Eu estou encantado com a oportunidade de discutir um caso histórico que ele recentemente decidiu relativo à possível corrupção por parte do Presidente dos Estados Unidos Donald J. Trump.

Uma Cláusula da Constituição dos Estados Unidos, a Cláusula de Emolumentos Estrangeiros, prevê que nenhuma pessoa que ostente um cargo com lucro ou de confiança nos Estados Unidos possa receber qualquer presente, emolumento, cargo ou título de qualquer espécie de um governo estrangeiro, exceto se houver aprovação do Congresso.
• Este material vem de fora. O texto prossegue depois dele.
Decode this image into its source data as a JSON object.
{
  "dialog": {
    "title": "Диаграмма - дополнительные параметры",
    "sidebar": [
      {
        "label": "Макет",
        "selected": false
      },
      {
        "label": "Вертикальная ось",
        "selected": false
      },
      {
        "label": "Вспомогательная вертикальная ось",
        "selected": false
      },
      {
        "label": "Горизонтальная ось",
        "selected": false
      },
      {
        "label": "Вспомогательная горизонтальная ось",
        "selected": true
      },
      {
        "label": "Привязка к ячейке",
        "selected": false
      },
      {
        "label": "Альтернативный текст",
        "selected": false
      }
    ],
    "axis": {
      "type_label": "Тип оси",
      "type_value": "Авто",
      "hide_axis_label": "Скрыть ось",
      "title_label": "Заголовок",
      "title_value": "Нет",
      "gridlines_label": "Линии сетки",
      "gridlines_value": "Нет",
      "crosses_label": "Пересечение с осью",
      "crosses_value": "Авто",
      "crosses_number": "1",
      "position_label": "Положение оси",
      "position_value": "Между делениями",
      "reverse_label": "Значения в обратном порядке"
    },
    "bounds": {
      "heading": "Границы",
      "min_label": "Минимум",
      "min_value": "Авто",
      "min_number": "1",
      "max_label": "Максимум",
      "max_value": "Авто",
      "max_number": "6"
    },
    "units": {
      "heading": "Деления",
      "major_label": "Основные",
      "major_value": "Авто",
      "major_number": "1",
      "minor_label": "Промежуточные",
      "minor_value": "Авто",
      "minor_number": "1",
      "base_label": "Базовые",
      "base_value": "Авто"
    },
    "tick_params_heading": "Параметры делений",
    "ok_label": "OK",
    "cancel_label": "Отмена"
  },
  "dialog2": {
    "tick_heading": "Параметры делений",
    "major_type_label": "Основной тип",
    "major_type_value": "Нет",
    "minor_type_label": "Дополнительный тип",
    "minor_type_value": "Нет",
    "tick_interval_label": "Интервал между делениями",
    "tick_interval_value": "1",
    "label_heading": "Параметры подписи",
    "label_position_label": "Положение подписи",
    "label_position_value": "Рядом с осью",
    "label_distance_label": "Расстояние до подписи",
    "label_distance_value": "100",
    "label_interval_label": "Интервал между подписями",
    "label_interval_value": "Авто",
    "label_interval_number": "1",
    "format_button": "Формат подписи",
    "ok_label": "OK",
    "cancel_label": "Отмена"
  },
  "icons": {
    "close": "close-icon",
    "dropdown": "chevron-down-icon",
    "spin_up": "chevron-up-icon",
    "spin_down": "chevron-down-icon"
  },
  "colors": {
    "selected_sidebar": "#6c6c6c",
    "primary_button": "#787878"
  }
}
A Cláusula de Emolumentos Domésticos, que se refere aos governos federal e estadual (não estrangeiro), diz especificamente que o salário do Presidente não deverá ser aumentado por um emolumento.

Até a decisão de 52 laudas do Juiz Messitte ter sido escrita há poucas semanas, nenhuma dessas Seções havia sido interpretada por uma Corte Federal.

É bem conhecido que Donald Trump, um bilionário, tenha um império de negócios de hotéis, restaurantes, espaços de encontro, etc., pelo mundo. Uma de suas propriedades premiadas é o Trump Hotel International, em Washington, Distrito de Columbia, o qual durante o curto período de sua existência trouxe milhões de dólares em receita. Mesmo antes de o Presidente Trump tomar posse no cargo, muitos comentaristas estavam citando sua possível violação da Cláusula de Emolumentos Estrangeiros em razão da propriedade de tais estabelecimentos, muitos dos quais especificamente atendem a governos estrangeiros.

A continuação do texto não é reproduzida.